Am nächsten Tag ging ich wieder an dem viel zu teuren Restaurant vorbei und dachte, dass meine Frau das Geschenk eigentlich auch ohne meine Einsparung verdient hätte. Eigentlich, so dachte ich weiter, hab ich die 20 Euro, die ich gespart hatte also noch. Kurz überlegt, schnell gehandelt, ich genoss noch einmal dieses herrliche Steak. Zwar könnte ich es mir noch immer nicht leisten, da ich aber 20 Euro gespart hatte, kostete mich das Steak genaugenommen ja nur zehn statt 30 Euro – und verglichen mit dem Schnitzel, kann ich nur sagen, kein Vergleich.

Nicht nur privat gab es letzte Woche Highlights, auch beruflich.

Ich hatte ja schon Angst, dass die ganzen Sparprognosen der Kassen reiner Fake sind. Da lag ich offenbar falsch. Die hoffen nun auf ein leichtes Plus von 7,5 Millionen Euro. Nun gut, ihre Defizitprognose lag ursprünglich bei 100 Millionen, sie haben dann 120 Millionen Zuschüsse erhalten und können (noch) auf hohe Einnahmen wegen einer (noch) hohen Beschäftigung zurückblicken, aber, wie der Hauptverband zurecht stolz verkündet, zeigen die Sparmaßnahmen erste Erfolge. Anders wäre das Plus nicht zu erklären. Und weil ich lernfähig bin – anders als irgendwelche Finanzminister – bin ich jetzt auch dafür, dass man den Kassen möglichst alles gibt, was sie sich wünschen. Wer innerhalb weniger Wochen so viel sparen kann, der hat das verdient.
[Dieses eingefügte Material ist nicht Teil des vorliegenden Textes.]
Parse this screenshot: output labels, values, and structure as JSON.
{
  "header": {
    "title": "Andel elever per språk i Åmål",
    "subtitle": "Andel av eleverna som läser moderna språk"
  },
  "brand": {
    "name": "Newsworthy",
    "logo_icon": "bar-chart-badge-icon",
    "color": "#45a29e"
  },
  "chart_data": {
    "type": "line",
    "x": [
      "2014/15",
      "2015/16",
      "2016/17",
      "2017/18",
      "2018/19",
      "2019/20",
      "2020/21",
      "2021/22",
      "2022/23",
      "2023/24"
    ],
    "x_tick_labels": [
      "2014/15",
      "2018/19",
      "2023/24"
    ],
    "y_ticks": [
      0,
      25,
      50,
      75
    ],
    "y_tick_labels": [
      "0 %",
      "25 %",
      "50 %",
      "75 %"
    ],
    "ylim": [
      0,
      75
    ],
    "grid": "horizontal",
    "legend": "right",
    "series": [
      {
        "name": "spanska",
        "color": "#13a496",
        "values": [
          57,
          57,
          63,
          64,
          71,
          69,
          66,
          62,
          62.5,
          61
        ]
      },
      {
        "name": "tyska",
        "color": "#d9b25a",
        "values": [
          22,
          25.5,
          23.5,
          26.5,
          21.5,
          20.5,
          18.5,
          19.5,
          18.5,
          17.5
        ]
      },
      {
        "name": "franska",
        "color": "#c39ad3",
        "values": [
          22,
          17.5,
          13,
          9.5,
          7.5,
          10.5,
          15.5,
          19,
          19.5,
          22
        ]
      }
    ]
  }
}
Aber nicht nur die Kassen haben mich überzeugt. In einem Bundesland, das in den letzten Jahren alle Spitäler übernommen hat, wurde mitgeteilt, durch Synergien die jährliche Ausgabensteigerung von 9 bis 10 Prozent auf 5 bis 6 gedrückt zu haben.

Zwar betrugen die Kostensteigerungen erst 9 bis 10 Prozent, seit alle Spitäler unter zentralistischer Führung stehen (davor waren es unter 5 Prozent) und die für die Kostensteigerungen verantwortlich gemachten Modernisierungsinvestitionen haben (noch?) keinen Niederschlag in den Abschreibungen gefunden und sind daher noch gar nicht eingepreist. Aber, so wird verlautet, werden dort durch kluge Politik fünf Prozent der jährlichen Kosten – das sind über 74 Millionen Euro – gespart. Ich hoffe, die werden gut veranlagt.
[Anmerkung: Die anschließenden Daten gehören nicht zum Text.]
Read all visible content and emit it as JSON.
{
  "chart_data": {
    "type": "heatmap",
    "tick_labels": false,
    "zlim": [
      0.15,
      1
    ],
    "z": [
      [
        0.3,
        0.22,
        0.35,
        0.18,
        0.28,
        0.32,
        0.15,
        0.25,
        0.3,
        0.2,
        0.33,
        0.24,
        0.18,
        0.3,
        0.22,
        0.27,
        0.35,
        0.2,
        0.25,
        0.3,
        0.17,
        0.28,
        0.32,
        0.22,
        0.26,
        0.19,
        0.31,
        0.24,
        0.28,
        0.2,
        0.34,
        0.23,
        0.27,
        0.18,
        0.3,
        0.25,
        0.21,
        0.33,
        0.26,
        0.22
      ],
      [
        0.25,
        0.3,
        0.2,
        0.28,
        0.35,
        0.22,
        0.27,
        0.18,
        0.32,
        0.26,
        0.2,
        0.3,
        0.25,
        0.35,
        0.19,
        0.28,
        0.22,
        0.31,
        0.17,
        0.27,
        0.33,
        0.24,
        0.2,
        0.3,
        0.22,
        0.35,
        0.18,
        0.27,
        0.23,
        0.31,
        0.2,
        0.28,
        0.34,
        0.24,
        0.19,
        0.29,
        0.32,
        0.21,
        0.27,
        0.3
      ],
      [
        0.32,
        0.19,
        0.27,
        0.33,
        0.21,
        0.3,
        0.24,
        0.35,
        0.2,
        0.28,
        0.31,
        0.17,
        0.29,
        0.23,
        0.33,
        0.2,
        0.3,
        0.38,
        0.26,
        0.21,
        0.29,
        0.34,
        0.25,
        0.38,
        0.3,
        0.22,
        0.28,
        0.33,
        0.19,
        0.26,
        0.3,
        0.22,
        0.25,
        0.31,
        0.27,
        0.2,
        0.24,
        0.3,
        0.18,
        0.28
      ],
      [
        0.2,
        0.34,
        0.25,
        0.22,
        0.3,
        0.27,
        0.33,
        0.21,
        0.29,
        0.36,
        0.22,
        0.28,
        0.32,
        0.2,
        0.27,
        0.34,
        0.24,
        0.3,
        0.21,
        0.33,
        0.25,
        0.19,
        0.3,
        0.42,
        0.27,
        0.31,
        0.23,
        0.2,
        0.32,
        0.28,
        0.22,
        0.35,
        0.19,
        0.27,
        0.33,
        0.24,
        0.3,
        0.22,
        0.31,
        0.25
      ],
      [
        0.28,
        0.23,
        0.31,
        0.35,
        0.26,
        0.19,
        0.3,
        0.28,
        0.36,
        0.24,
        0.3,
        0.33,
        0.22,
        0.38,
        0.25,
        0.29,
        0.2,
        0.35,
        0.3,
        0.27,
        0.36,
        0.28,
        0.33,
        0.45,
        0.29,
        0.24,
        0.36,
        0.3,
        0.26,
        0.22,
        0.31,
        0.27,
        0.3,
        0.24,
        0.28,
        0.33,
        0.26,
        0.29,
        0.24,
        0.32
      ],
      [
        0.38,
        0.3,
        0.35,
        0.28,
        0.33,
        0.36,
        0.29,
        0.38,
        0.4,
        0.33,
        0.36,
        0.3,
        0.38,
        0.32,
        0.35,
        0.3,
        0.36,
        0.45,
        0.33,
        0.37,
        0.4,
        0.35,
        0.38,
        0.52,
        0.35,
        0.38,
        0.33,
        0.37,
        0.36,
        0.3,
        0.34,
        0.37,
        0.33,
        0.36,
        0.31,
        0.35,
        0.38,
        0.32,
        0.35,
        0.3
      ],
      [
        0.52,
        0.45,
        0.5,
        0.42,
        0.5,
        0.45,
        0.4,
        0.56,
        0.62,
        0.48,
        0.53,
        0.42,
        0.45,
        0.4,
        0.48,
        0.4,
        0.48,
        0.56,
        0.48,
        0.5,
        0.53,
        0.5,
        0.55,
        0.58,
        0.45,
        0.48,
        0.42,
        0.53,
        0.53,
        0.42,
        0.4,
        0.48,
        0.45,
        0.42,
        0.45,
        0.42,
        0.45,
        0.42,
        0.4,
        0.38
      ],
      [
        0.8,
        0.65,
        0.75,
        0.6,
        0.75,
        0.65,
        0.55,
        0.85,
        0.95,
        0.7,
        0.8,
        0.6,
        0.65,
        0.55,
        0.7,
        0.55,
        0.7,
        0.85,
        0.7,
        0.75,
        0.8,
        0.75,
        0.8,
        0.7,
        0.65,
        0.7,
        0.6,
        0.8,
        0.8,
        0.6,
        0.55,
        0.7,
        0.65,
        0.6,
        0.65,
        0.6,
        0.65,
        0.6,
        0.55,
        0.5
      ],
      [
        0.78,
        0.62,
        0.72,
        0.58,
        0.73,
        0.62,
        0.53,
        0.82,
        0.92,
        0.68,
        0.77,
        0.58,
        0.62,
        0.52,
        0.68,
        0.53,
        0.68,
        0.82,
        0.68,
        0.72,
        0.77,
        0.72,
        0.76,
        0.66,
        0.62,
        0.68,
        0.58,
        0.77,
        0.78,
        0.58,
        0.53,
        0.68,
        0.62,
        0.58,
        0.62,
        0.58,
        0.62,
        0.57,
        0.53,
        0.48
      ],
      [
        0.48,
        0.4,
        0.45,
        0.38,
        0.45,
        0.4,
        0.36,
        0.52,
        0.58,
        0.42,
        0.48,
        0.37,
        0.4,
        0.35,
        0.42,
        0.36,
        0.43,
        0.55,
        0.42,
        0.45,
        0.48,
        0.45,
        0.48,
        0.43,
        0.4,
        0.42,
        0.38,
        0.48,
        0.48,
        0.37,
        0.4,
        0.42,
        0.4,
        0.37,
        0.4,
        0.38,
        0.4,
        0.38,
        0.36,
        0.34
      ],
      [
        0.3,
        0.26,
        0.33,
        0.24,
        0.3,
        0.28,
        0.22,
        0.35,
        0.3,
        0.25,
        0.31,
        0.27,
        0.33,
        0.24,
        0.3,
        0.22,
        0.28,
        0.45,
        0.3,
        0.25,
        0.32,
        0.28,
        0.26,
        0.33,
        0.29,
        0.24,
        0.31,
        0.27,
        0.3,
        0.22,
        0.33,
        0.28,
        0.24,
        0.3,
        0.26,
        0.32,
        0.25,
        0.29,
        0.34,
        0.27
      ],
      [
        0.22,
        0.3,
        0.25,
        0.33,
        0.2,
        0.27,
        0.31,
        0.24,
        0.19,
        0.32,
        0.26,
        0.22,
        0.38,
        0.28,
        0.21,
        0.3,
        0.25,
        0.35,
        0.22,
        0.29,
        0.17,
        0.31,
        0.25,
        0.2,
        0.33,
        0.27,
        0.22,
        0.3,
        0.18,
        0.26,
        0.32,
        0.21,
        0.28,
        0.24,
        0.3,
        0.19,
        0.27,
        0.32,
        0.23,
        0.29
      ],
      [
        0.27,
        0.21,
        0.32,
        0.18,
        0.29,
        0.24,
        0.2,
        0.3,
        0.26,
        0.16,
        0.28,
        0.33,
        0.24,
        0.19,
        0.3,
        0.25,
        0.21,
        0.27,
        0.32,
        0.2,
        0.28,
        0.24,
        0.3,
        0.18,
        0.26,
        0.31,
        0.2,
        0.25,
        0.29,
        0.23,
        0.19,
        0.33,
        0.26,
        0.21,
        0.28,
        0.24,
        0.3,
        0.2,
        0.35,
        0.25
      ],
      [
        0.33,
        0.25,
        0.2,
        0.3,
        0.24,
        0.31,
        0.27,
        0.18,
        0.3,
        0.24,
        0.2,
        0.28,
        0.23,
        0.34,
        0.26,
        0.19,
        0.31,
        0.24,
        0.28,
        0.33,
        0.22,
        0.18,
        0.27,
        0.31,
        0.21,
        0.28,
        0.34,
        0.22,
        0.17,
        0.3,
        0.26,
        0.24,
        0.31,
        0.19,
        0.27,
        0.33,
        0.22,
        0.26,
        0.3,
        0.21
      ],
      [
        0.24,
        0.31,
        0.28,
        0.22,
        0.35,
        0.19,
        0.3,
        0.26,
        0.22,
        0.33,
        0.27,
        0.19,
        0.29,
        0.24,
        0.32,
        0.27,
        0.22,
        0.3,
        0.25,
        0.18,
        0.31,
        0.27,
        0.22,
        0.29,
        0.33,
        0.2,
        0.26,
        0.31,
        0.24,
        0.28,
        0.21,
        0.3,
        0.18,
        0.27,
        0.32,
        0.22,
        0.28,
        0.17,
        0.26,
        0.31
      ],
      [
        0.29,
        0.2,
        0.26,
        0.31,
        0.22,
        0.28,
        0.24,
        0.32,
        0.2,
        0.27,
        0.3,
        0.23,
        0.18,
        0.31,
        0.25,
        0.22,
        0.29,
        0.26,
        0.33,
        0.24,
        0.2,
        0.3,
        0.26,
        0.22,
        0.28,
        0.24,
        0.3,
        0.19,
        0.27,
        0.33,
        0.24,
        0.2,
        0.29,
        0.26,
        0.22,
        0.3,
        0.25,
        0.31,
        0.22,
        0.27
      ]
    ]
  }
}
So, wie es aussieht, sind die Länder also ganz groß dabei, bei den Spitälern zu sparen. Ich denke, das wird beim nächsten Finanzausgleich 2013 vom Wasserkopf Wien auch entsprechend gewürdigt.

Ach, ich freue mich schon auf nächste Woche. Statt einem Koenigsegg kauf ich mir nur einen Lotus – und zwar von dem Geld, das ich mir erspare, weil ich keinen Koenigsegg kaufe. Vom Rest kriegt meine Frau endlich ihr lang ersehntes Häuschen im Grünen. Und wenn dann noch was übrig bleibt, bezahl ich vielleicht auch meine Schulden.

Dieser Artikel wurde im August 2009 in ähnlicher Form in der Wiener Zeitung veröffentlicht.